I would like to agree that most of the original contributions on Reddit today come from people who use old Reddit.
I know this because while I have not had an account there for a while; when I was there, I networked with others to know trends of how they connected
I don’t think this preference has changed , and probably even more use old now
Old reddit still has screens and moderation tools that haven't been rebuilt. It's kept on life support for mods right now.
old.reddit.com on mobile is a bit rough but otherwise yeah
Use the Slide fork!
from what I heard and saw from some mods (who can see the statistics on the old.reddit usage), it's less than 10%, sadly.
the vast majority is using the shitty new design
I have the same thought. I still use Reddit, 100% on Old Reddit and I think objectively you could say I contribute a lot in terms of comments and participation. If old Reddit goes away, I'm done.
I keep seeing people saying that Reddit will be dead when this or that happens. I've seen a handful of those things come to pass already and reddit it doing just fine.
Most people don't care. They will continue using it. It will survive.
Reddit is doing fine and Reddit is fine are two different things.
Most users complain consistently about it. That's not a good sign for them.
Their popular posts don't get as many upvotes/comments as they used to. There's definitely a decline in usage.
It's being overrun by bots.
Tons of people are getting bot banned off the platform.
It's not like it's going to just disappear anytime soon.
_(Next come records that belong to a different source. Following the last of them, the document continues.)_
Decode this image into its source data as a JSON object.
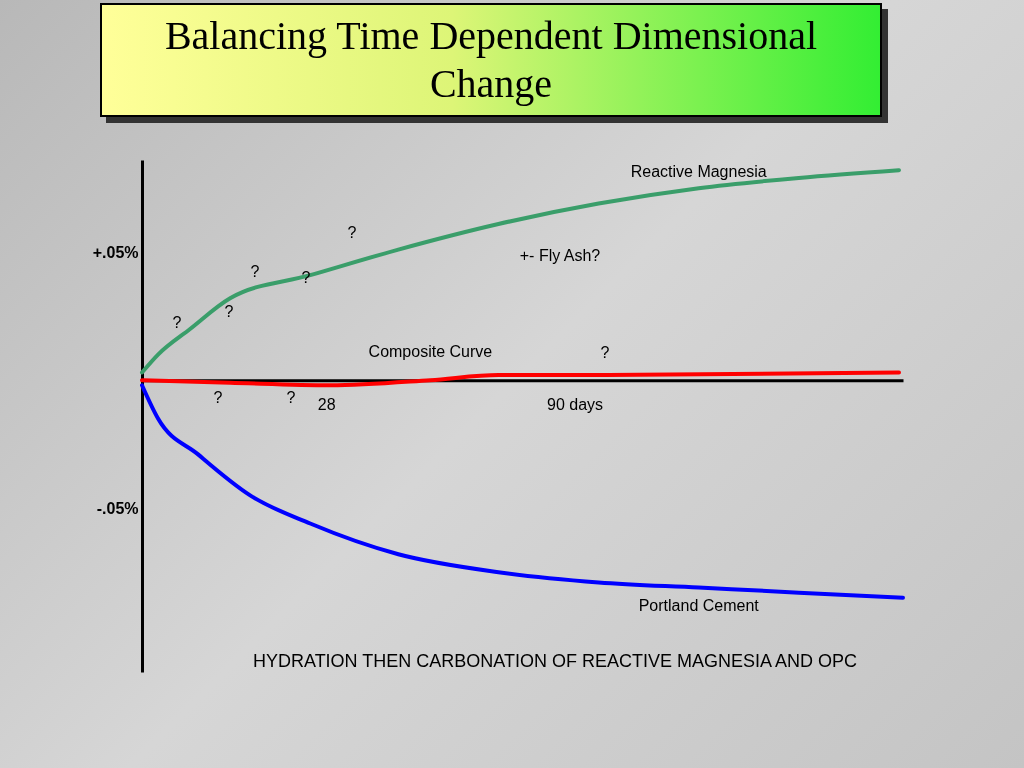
{
  "chart_data": {
    "type": "line",
    "title": "Balancing Time Dependent Dimensional Change",
    "xlim": [
      -18,
      172
    ],
    "xticks": [
      {
        "value": 28,
        "label": "28"
      },
      {
        "value": 90,
        "label": "90 days"
      }
    ],
    "ylim": [
      -0.114,
      0.086
    ],
    "yticks": [
      {
        "value": 0.05,
        "label": "+.05%"
      },
      {
        "value": -0.05,
        "label": "-.05%"
      }
    ],
    "series": [
      {
        "name": "Reactive Magnesia",
        "color": "#3a9e6a",
        "x": [
          -18,
          -14,
          -6,
          4,
          24,
          46,
          71,
          96,
          121,
          146,
          171
        ],
        "values": [
          0.003,
          0.01,
          0.02,
          0.032,
          0.041,
          0.051,
          0.061,
          0.069,
          0.075,
          0.079,
          0.082
        ]
      },
      {
        "name": "Composite Curve",
        "color": "#ff0000",
        "x": [
          -18,
          4,
          29,
          54,
          71,
          96,
          171
        ],
        "values": [
          0,
          -0.001,
          -0.002,
          0,
          0.002,
          0.002,
          0.003
        ]
      },
      {
        "name": "Portland Cement",
        "color": "#0000ff",
        "x": [
          -18,
          -14,
          -4,
          9,
          24,
          46,
          71,
          96,
          121,
          146,
          172
        ],
        "values": [
          -0.002,
          -0.015,
          -0.029,
          -0.045,
          -0.056,
          -0.068,
          -0.075,
          -0.079,
          -0.081,
          -0.083,
          -0.085
        ]
      }
    ],
    "annotations": [
      "?",
      "?",
      "?",
      "?",
      "?",
      "?",
      "?",
      "?",
      "+- Fly Ash?",
      "HYDRATION THEN CARBONATION OF REACTIVE MAGNESIA AND OPC"
    ]
  }
}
But I've seen this many times before. It's a dying platform. But it'll be a slow death. And by death I mean it'll just become irrelevant compared to other platforms. It'll probably never actually go away. No one I know uses Facebook anymore. It used to be HUGE. We ALL used it. Now it's a ghost town on my feed. I've messaged people and never got a response and run into them at a birthday or something months later and "Oh sorry, I don't check it anymore". It's still there, but may as well not be. That's Reddit's future.
Two things I noticed was most subreddits that weren't front pagers are getting way less traffic than they used to across the entire site.
The other is why I left: I saw a front page millions of subscribers subreddit go out of their way to temporarily bot purge during the IPO* drama. Upvotes went from 10k+ to...hundreds. Posting frequency fell off a cliff. It was so disturbing I left because I saw that in conjunction with Benn Jordan's video estimating how much of xshitter was bot traffic which he estimated to be a full third of all traffic on xshitler a year ago.
I've read this exact comment a hundred and one times before you just wrote it. The average end user does not care. We are a vocal minority.
It takes time for the comment to bear out in truth. I’d back it though, it’ll be a slow drip but they’ll all be over here in a few years time.
I'm not defending reddit, nor care if reddit dies, but you are saying shit as if it is fact and not providing any sources to back up anything you are saying, and it might as well be reading nonsense from a Facebook MAGA boomer
I built this firefox addon to help people move from reddit: https://addons.mozilla.org/en-US/firefox/addon/lemmy-deep-lighthouse/
Yup.
I'm down to only using Old Reddit on desktop while I'm stuck at work on weekdays. No time for that shithole on weekends.
If Old Reddit goes, that'll be it for Reddit for me.
It died for me the day they got rid of .compact
It was the third party apps for me. I never browser Reddit on their site itself.